Église Saint-Porphyre de Gaza / crédit photo : Wikimedia Commons - rahimabaid

Depuis le 7 octobre, il y a un peu plus de quatre mois, la guerre génocidaire menée par l’État israélien détruit tout sur son passage. Les bombes et les raids lancés par l’armée coloniale ont mis fin à la vie de plus de 28.000 personnes, dont 5.000 enfants, et l’a rendue impossible pour les survivants, en détruisant 70% des habitations du territoire gazaoui, un chiffre qui monte a 85% pour la seule partie Nord de l’enclave.

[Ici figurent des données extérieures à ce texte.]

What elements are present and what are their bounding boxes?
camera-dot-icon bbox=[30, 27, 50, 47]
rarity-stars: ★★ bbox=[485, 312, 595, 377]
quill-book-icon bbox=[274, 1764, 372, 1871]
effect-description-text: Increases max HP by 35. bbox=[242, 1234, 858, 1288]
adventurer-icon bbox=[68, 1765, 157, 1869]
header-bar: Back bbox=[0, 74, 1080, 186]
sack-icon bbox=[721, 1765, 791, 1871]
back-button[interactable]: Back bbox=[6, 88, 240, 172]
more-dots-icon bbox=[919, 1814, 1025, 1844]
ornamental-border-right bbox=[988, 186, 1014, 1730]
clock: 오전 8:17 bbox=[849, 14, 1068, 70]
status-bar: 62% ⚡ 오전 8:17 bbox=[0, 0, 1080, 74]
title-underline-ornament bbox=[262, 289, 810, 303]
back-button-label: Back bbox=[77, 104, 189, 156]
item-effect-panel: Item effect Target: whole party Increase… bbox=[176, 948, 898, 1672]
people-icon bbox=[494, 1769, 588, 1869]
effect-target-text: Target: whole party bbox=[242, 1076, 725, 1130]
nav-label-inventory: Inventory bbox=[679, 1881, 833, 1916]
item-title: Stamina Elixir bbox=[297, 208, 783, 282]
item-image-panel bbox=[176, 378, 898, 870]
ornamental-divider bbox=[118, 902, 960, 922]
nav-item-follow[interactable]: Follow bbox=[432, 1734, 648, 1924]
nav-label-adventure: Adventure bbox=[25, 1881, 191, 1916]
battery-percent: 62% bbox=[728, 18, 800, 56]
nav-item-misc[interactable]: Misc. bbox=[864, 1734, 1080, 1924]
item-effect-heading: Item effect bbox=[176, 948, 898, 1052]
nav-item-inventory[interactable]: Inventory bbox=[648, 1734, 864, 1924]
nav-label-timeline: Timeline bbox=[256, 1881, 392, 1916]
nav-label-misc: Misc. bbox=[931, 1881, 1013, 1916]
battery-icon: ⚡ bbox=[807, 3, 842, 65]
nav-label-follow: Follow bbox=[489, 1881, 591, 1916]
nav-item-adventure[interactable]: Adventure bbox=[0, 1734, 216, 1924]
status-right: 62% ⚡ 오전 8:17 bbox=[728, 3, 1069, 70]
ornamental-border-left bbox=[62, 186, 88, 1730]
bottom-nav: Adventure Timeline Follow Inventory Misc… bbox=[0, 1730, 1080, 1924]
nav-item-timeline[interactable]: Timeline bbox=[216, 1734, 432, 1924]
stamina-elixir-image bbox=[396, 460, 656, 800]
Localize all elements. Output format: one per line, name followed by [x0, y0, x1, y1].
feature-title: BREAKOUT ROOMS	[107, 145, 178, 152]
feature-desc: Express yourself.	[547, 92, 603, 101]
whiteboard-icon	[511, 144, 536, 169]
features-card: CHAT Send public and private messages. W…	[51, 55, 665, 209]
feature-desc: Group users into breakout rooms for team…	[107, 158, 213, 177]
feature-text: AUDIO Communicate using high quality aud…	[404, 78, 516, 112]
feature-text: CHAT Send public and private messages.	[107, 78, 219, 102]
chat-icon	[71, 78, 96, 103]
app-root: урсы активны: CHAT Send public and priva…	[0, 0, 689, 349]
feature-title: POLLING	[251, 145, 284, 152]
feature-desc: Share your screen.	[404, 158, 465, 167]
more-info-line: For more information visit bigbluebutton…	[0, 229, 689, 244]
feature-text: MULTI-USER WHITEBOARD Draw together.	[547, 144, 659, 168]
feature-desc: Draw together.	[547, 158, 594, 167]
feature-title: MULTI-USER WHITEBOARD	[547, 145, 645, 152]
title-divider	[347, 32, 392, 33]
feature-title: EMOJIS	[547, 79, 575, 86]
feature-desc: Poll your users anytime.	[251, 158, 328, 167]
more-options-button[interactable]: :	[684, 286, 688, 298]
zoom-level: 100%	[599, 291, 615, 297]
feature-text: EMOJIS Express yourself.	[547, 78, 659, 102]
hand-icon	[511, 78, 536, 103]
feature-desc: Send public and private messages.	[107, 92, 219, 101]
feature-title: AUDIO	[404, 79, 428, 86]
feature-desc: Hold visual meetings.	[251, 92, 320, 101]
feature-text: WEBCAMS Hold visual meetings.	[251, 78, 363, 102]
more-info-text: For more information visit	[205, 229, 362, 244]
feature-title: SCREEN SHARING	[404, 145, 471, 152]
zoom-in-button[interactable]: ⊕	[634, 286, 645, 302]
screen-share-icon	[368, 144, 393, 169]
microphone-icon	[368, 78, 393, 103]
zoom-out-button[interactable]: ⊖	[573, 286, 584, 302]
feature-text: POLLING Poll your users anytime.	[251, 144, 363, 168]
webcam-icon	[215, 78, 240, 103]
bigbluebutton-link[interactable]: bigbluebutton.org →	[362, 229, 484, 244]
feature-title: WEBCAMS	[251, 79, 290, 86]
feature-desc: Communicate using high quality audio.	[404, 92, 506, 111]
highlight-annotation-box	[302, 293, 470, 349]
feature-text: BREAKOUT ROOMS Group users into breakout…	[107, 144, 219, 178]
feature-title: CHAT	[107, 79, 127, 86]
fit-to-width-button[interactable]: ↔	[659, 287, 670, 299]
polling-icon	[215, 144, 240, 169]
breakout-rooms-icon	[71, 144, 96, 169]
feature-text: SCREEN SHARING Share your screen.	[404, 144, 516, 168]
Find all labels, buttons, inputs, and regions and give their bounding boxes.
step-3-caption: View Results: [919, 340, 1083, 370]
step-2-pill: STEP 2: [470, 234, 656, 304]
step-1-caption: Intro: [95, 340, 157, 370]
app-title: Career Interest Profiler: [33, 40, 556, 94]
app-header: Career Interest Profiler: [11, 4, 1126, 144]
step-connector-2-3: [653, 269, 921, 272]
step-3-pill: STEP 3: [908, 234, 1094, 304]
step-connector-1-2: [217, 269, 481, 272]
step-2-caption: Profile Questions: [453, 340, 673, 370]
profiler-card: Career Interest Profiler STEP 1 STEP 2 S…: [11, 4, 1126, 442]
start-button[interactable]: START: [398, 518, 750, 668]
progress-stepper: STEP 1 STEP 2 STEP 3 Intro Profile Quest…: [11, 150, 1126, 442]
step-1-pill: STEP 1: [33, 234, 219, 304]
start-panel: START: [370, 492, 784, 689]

Ainsi, les bombardements massifs de Tsahal ont soufflé une immense partie des infrastructures essentielles du territoire, a commencer par les hôpitaux et les écoles, tout en détruisant les réseaux d’eau et d’électricité. 
 
Cette entreprise mortifère, qui a tué par milliers et qui continue de semer la mort, ne s’attaque pas uniquement aux habitants de l’enclave. Elle efface aussi, jour après jour, l’histoire, la culture, les vestiges de tout un peuple. Pour Mohammed Abulehia, fondateur du Musée d’al-Qarara à Khan Younès, « C’est comme s’ils lançaient ces attaques avec l’intention de détruire non seulement notre présent et notre avenir, mais également notre passé. » Visé par plusieurs bombardements, le musée de ce dernier a été fortement endommagé, réduisant en poussière une grande partie de ses collections, qui comptaient, notamment, des pièces remontant au deuxième millénaire avant J.-C. Un cas malheureusement loin d’être unique. Depuis l’offensive armée, l’ONG Icomos, qui œuvre à la protection du patrimoine culturel mondial, a recensé 200 sites détruits ou partiellement détruits sur les 350 que compte l’enclave palestinienne. Une politique consciente, que Tsahal mène depuis le premier jour du conflit, avec des dizaines de sites patrimoniaux pris pour cibles dès le 7 octobre.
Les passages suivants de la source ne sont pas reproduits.